I was the author of the answer with the archived link. In general I think that no, we should not provide archived links. I only used the archive for this specific link because, in my experience, The Daily Dot often deletes or modifies articles, making them invalid for future reference. Using an archive ensures that people are able to see what was present when the article was first linked, not anything else.
The problem with this approach is that when the original link stops working we can find an archive link using the original and replace it. But if the archive link stops working we will not be able to trace back the original link from it (https://archive.fo/QGtny) and the reference will be gone forever.
That is a good point. I had actually intended to create an HTML comment with the original URL just in case, but completely forgot about it when I got sucked into something completely unrelated.
Should we prefer original links to archives? (And create a snapshot in archive maybe).
Generally yes. As for creating a snapshot in the archive, I actually do that for almost all the links I post unless they are reproductions of redundant data like man pages, source code, or are on a site that is regularly archived already, like Wikipedia or Stack Exchange.
If the answer to the first question is Yes, then should we replace the archive links with original one when we come across it? (And point the author to this meta post maybe).
I don't think that's necessary, but I'm obviously biased.
Anyway, I've went ahead and found a more reliable source and linked to it instead.

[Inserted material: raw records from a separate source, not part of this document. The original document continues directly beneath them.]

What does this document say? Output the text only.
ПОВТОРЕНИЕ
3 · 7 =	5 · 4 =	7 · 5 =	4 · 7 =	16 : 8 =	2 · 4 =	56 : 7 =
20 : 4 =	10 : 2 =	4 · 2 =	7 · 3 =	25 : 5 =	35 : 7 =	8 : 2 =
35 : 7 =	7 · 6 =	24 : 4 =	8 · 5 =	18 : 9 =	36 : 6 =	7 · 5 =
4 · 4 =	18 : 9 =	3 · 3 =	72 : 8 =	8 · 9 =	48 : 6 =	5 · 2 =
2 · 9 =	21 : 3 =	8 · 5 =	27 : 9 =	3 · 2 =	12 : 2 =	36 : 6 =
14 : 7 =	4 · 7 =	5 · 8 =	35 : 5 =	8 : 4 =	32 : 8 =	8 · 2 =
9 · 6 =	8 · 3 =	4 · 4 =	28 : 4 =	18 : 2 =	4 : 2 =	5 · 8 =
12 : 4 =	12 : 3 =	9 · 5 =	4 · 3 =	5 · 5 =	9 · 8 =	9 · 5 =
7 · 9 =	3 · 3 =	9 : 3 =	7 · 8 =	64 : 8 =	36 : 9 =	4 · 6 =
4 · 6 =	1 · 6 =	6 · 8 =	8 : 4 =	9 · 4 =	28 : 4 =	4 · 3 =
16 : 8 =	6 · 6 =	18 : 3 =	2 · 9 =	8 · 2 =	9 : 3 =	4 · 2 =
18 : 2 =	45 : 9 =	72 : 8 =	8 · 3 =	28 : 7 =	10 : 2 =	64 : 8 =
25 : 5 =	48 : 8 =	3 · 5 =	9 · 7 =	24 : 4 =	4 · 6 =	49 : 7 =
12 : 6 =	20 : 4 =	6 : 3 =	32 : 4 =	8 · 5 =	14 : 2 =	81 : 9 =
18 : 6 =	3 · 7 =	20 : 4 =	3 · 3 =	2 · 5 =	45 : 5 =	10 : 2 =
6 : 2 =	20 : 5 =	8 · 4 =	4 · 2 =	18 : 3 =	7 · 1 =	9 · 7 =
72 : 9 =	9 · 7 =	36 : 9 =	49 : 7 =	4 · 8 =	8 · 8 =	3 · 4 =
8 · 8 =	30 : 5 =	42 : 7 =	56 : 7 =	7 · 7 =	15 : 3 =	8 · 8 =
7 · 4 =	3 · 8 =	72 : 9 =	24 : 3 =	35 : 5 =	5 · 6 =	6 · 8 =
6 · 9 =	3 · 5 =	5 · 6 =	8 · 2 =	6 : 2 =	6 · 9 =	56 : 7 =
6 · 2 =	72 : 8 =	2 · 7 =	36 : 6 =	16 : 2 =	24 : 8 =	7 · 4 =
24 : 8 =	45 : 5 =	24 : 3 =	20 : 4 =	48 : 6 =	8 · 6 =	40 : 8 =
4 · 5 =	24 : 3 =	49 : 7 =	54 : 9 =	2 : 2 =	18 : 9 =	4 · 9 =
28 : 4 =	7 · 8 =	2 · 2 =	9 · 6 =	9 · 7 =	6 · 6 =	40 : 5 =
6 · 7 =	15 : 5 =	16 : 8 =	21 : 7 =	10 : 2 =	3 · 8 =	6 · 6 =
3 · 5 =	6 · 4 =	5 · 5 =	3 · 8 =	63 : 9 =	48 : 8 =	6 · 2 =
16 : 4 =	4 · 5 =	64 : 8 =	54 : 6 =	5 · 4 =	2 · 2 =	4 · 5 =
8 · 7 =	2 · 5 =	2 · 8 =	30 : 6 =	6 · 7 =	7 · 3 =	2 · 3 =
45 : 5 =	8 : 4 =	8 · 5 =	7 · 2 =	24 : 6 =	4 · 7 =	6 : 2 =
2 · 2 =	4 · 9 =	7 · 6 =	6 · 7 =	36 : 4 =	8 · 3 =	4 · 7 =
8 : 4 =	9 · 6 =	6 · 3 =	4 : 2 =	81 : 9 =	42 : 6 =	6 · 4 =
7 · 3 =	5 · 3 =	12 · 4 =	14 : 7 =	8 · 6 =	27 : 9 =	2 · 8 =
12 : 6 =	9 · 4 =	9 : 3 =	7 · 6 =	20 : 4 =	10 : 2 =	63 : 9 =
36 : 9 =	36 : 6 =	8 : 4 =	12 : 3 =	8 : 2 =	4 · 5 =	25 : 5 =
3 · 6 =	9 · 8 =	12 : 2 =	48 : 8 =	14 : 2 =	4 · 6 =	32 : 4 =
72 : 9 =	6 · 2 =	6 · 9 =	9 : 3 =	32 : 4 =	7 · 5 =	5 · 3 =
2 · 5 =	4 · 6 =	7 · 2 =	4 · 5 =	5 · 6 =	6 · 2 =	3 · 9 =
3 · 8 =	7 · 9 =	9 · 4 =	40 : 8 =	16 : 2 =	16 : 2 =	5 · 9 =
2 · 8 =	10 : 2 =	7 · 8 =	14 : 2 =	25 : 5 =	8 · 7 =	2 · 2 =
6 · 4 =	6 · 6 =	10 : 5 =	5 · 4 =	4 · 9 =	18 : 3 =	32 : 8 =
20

Note: The reason I don't use the Internet Archive is because they retroactively exclude sites from the public if a robots.txt policy is in place, which is often the case when a website is turned into a landing page. Proof: https://web.archive.org/web/*/www.truecrypt.org and http://www.truecrypt.org/robots.txt
https://archive.is/o/www.dailydot.com/debug/elon-musk-bitcoin-scam-verified-twitter-account/
(I mostly use this on my own blog, and am not actually advocating for a blanket policy of archived links being used at-first here; I just wanted to share a way that it could trivially be done more documentedly if needed.)